CryptoLocker is probably the most malicious ransomware that has been around since 2013. It targets all Windows versions through asymmetric encryption, leading to the display of a ransom message. Over a relatively short period, CryptoLocker has become a threat of epidemic character. Its latest casualties are found in Australia, as reported by a security firm.
Malware researchers reported that an Australian email security company, MailGuards, has detected a malignant email campaign associating itself with Australia Post. The email consists of information about a parcel being delivered to the victim’s estate, suggesting that a link should be clicked. The link leads to a malicious replica of Australia Post website, looking much like the original one. The attackers also thought of more precautious users and created a second, unsubscribe link within the email.
Once the user is redirected to the attacker’s page, they are downloading a zipped .exe file. Opening the file encrypts the user’s data. The files are not available until the ransom is paid in Bitcoin. The problem is that even if the ransom is paid according to the cyber criminals’ demands, there is no assurance guarantee that the encrypted files may be decrypted.
CryptoLocker’s Encryption Process
As mentioned above, CryptoLocker uses asymmetric encryption, which means that it requires a public and a private key. As already described by malware researchers, CryptoLocker finds the Command & Control server in order to get the public key to encipher the files. Here is a list of the extensions it affects: *.odt, *.ods, *.odp, *.odm, *.odc, *.odb, *.doc, *.docx, *.docm, *.wps, *.xls, *.xlsx, *.xlsm, *.xlsb, *.xlk, *.ppt, *.pptx, *.pptm, *.mdb, *.accdb, *.pst, *.dwg, *.dxf, *.dxg, *.wpd, *.rtf, *.wb2, *.mdf, *.dbf, *.psd, *.pdd, *.pdf, *.eps, *.ai, *.indd, *.cdr, *.jpg, *.jpe, *.jpg, *.dng, *.3fr, *.arw, *.srf, *.sr2, *.bay, *.crw, *.cr2, *.dcr, *.kdc, *.erf, *.mef, *.mrw, *.nef, *.nrw, *.orf, *.raf, *.raw, *.rwl, *.rw2, *.r3d, *.ptx, *.pef, *.srw, *.x3f, *.der, *.cer, *.crt, *.pem, *.pfx, *.p12, *.p7b, *.p7c.
Researchers underline that both businesses and common users are in danger, although business owners are targeted more often. The reason is obvious – attackers demand more money than usually. Any business may be put at huge risk depending on the importance of the encrypted information.
In that relation, MailGuard reveals that different CryptoLocker variants target more Australian companies than before.

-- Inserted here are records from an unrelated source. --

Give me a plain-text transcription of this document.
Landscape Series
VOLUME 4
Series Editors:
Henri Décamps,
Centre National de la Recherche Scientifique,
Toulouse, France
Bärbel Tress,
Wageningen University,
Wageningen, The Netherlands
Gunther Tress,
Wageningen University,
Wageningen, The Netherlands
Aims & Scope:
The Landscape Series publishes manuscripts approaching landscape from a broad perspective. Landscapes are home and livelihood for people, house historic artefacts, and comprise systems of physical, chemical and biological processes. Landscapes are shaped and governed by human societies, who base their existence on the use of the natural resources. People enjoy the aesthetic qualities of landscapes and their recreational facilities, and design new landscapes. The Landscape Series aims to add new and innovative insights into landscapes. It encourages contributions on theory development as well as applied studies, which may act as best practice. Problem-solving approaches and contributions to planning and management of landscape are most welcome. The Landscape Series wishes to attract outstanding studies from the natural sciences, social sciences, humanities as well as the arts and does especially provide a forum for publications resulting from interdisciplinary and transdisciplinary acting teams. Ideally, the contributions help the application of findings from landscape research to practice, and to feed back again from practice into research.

Business owners should be aware of the danger since experts await a new flood of malicious emails. All employees should be warned not to click suspicious links or links that suggest downloading. Another option is to pay close attention to the URLs of the proposed pages.
No One Is Secure
That is why the most important thing to do is backup your files, especially when you are a business owner. Other options are using a password protection when sharing files, blocking email attachments, and disabling the automatic launching of .exe files.
The positive thing is that the rise of ransomware attacks makes businesses more cautious when it comes to their crucial data.